4.2 PPI network of the upregulated protein clusters in the AD vs AE group
In the AD versus AE group, the most notable protein networks included those involved in the biological processes such as redox mechanisms, neurogenesis, neurotransmission, neuronal development and metabolism (Fig. 1). Interacted protein networks involved in molecular functions such as SNARE binding, syntaxin binding, syntaxin-1 binding were also enriched (Fig. 1).
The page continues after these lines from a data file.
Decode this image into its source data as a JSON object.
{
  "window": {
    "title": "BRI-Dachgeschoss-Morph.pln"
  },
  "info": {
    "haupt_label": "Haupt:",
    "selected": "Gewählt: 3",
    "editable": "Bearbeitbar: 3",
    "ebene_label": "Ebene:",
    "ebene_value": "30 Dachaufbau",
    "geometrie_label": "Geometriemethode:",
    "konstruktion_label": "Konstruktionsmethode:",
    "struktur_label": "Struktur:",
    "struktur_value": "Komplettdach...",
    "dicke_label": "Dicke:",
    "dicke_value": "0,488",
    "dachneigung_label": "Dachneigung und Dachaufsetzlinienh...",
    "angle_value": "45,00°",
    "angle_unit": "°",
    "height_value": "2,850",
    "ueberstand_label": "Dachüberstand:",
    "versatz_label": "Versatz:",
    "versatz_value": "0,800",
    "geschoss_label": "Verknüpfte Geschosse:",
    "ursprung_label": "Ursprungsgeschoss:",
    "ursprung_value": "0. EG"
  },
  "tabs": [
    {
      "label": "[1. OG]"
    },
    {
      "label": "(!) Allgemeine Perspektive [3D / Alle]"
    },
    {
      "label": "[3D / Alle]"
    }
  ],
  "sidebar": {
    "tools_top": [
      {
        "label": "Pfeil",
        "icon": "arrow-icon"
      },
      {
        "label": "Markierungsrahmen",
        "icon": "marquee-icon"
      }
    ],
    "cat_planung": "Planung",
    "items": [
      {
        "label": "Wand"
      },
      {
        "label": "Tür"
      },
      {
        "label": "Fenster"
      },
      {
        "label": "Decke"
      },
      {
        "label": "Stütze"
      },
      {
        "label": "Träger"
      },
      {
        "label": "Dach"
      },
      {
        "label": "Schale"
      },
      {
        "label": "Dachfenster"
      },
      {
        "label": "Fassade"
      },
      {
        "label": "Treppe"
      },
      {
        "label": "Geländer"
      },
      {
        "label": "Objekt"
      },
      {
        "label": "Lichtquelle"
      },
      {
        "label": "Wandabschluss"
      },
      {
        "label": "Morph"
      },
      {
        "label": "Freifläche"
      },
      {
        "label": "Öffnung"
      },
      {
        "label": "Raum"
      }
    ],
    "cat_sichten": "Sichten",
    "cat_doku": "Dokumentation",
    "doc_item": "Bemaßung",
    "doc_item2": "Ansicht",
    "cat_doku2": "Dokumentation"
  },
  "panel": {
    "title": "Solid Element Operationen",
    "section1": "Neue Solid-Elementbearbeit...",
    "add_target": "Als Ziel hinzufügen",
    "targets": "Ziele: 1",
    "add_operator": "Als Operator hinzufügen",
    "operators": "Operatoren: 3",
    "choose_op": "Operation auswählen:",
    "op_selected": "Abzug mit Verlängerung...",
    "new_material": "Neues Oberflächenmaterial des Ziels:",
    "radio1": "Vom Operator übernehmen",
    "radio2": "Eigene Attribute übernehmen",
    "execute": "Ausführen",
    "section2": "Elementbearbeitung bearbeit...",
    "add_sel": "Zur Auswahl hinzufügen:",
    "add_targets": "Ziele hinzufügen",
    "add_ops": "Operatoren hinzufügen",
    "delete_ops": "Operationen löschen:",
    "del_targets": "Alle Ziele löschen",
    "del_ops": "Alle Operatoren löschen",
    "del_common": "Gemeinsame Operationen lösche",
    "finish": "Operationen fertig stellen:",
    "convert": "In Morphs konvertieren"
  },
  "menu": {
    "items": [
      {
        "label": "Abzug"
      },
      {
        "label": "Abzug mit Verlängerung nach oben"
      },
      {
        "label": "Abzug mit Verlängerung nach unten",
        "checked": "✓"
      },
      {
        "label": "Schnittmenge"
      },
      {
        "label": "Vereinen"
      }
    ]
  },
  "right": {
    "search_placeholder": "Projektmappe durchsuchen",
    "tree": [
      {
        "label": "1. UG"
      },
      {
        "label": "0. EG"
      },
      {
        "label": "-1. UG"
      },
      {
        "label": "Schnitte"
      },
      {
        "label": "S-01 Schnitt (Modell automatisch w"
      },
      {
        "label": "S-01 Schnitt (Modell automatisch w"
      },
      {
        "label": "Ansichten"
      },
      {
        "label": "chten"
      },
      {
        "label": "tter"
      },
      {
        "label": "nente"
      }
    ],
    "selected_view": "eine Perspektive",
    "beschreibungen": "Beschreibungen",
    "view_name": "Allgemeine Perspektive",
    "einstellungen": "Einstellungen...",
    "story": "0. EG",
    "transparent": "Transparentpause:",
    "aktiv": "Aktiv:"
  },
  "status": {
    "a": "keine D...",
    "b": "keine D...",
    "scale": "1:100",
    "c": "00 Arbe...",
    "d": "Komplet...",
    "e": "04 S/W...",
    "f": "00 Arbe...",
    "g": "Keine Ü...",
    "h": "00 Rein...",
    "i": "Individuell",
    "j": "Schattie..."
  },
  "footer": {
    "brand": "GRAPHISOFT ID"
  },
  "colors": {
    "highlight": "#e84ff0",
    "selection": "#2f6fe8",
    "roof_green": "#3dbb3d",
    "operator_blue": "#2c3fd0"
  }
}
The main network of the upregulated proteins can be divided into several subsets with respect to their gene content such as sub-set 1 consisting of synaptogamin-1, syntaxin 1A, syntaxin 1B, beta soluble NSF attachment protein (Syt1, Stx1a, Stx1b and Napb), sub-set 2 involving AP2 forming proteins and clathrin heavy chain (Ap2a2, Ap2a1, Cltc), sub-set 3 consisting of metabolic enzymes NADH dehydrogenase, dihydrolipoyllysine-residue acetyltransferase component of pyruvate dehydrogenase complex, pyruvate dehydrogenase E1 component subunit beta and isocitrate dehydrogenase (Ndufv2, Ndufa9, Dlat, Pdhb and Idh3a) and those involved in signal transduction, membrane trafficking and cytoskeletal maintenance (Ubb, Vcp, C3, Rab7a, Rab11b, Gpi and HK1) (Fig. 1). Besides the main network, two other protein-protein interaction networks involved immune-regulatory proteins (Igg-2a, Igh-1a, IgkC and Crp) and proteins associated with Ca2+-mediated signaling and metabolism (Calm1, Camk2a, Camk2b and Ppp3ca) (Fig. 1).